UB President Satish Tripathi speaks on Boldly Buffalo, research in State of the University address
Tripathi delivers annual speech as graduate students protest for a ‘living stipend’ in Slee Hall
UB President Satish Tripathi delivered the annual State of the University address on Friday amidst graduate student protests.
Tripathi spoke in front of roughly 200 people, consisting of UB faculty, staff, students and community members in Slee Hall.
Tripathi outlined the university’s advancements in health and environmental research, the UB 2020 plan, the Boldly Buffalo fundraising campaign, educational innovation and community service. Tripathi said UB has reached its “highest ranking ever,” placing 38th amongst universities nationwide.
Roughly 30 graduate students gathered before the address to protest low graduate assistant and teaching assistant stipends. After Tripathi talked about an increase in stipends, students stood and held signs that read, “Living Stipend?” and “UB Works Because We Do!”
Charles Zukoski, provost and executive vice president for academic affairs, said he appreciated the concerns of the students and the demonstration was "polite."
Tripathi opened by the speech by addressing the university’s journey from its roots as a private medical school established in 1846. Tripathi mentioned UB has become a public research university of 30,000 students from across the U.S. and more than 100 countries around the world.
Tripathi talked about progressive research in 2018, including the UB Clinical and Research Institution on Addictions which combats against substance abuse and the opioid crisis.
Tripathi also mentioned advances in schizophrenia research at the Jacobs School of Medicine and Biomedical Sciences. The research suggests early stages of pregnancy could be critical in the starting points of schizophrenia development.
UB-led teams have also created new technology, Tripathi said, which can help to detect cancer early on and will be beneficial in areas without hospitals.
Tripathi then talked about artificial intelligence research, such as UB’s Olli bus. The research, Tripathi said, is a step toward the next generation of autonomous transportation.
UB has also looked at findings by the Research and Education in eNergy, Environment and Water Institute which increases the efficacy of water cleaning technologies, according to Tripathi.
“This is how we are making our mark on the world,” Tripathi said. “And this is why the most competitive funding agencies acknowledge the path-breaking work we do.”
After the speech, Zukoski told The Spectrum he appreciated UB’s ongoing Boldly Buffalo campaign, which has raised $465 million as of Aug. 30.
“It brings in more scholarships for undergraduates, graduates and faculty members,” Zukoski said. “It also involves a capital campaign for moving departments from the North Campus to the South Campus and renovating spaces on the North Campus.”
The campaign, which is set to go toward experiential learning opportunities and scholarships, has raised 72 percent of its $650 million goal for the year, according to the campaign’s website.
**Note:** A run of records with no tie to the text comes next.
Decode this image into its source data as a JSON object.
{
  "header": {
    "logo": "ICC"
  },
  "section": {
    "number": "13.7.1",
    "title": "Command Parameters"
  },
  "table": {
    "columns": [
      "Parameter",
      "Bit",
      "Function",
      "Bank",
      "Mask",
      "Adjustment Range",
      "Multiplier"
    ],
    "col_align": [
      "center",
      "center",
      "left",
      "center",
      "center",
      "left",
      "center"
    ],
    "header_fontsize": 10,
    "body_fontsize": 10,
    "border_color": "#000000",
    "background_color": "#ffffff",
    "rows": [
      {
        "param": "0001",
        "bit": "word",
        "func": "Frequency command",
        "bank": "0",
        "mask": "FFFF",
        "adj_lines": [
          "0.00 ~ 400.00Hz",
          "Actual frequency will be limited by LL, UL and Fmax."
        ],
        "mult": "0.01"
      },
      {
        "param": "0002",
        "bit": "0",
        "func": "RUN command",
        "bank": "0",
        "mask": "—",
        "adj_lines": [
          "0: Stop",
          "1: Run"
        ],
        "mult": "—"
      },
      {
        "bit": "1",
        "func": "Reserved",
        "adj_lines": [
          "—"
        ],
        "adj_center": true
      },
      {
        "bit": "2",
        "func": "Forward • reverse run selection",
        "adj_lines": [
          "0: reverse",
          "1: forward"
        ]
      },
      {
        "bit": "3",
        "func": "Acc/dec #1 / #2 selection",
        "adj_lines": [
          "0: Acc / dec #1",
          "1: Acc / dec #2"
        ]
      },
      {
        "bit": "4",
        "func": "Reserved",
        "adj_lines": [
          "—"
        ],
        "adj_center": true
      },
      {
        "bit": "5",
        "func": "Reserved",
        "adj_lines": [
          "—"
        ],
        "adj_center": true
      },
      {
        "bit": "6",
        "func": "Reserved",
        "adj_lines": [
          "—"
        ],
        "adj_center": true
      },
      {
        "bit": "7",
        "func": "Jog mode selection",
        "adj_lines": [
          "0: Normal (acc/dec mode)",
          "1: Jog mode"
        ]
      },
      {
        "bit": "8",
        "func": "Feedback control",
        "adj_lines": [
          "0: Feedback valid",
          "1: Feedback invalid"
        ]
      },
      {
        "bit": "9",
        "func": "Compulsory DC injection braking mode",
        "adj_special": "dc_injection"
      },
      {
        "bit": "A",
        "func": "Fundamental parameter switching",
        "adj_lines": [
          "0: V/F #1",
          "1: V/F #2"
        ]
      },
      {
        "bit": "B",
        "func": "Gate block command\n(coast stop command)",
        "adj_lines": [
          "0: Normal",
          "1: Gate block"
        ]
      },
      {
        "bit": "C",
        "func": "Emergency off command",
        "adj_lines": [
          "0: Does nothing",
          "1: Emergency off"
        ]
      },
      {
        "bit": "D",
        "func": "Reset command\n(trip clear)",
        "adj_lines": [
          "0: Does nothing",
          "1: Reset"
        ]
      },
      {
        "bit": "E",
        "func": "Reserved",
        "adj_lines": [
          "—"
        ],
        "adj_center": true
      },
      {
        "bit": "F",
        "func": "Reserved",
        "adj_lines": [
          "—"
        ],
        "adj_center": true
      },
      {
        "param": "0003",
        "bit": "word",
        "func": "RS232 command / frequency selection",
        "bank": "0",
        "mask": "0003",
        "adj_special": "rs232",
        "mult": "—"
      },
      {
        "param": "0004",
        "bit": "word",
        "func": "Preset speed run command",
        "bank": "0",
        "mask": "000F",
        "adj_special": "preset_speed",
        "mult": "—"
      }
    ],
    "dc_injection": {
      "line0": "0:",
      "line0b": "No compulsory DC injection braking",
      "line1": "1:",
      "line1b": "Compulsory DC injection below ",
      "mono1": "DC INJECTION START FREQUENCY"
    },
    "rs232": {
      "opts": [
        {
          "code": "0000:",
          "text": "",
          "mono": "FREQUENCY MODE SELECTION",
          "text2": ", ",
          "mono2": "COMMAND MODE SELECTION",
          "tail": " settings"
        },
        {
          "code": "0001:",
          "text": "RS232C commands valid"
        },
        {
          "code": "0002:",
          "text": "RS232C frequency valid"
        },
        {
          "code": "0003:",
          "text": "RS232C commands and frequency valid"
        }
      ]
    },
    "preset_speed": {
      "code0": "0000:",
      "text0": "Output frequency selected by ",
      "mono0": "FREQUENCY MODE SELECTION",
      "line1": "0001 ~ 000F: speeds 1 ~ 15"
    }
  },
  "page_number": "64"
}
Tripathi also spoke about community service at UB and the benefits it provides to the community at large.
“[Service] means improving student performance at under-performing Buffalo public schools and improving affordable housing for underserved Buffalo neighborhoods,” Tripathi said.
“It means providing legal aid to hurricane victims in Puerto Rico and providing health care services to rural villagers in Haiti. It means bringing sustainable food systems to Western New York and bringing the arts alive for Western New Yorkers.”
In spite of mentioning sustainable food systems, Tripathi did not allude to UB community members’ efforts to create a food pantry on campus.
The food pantry is the result of New York Governor Andrew Cuomo’s No Student Goes Hungry Program, which mandates that all New York state colleges have a food pantry on campus.
“Scott Weber — the vice president for student affairs — is currently running a study to find what is the best place and what are the needs [for the food pantry] and how might we build funding,” Zukoski said.
The food pantry drew the ire of students who were part of the graduate protests, who believe food insecurity is part of UB’s bigger problem with providing students with an appropriate stipend. UB currently provides graduate students with an average stipend of $38,000 for a nine month academic year.
“TA’s over here have food insecurity because we don’t make enough money to make a living wage,” said Stephanie Gill, a graduate student in the biology department.
“I think it’s ridiculous that students have to go to a food bank to eat instead of just being supported at a base level,” said Jacky Chow, a graduate student in the biology department.
Graduate students made it clear that their protests will continue at all public meetings. Discussion has also surrounded the possibility of a rally on accepted students’ day, which could alter the perspectives of potential incoming students.
“They don’t care about feeding us but they care about how competitive we are,” Gill said.
Tripathi also mentioned plans for expanding UB’s campus with the addition of a new housing complex and moving the School of Social Work and Graduate School of Education to South Campus, “in the heart of our community.”
Editor's note: The original version of the article incorrectly quoted Provost Zukoski.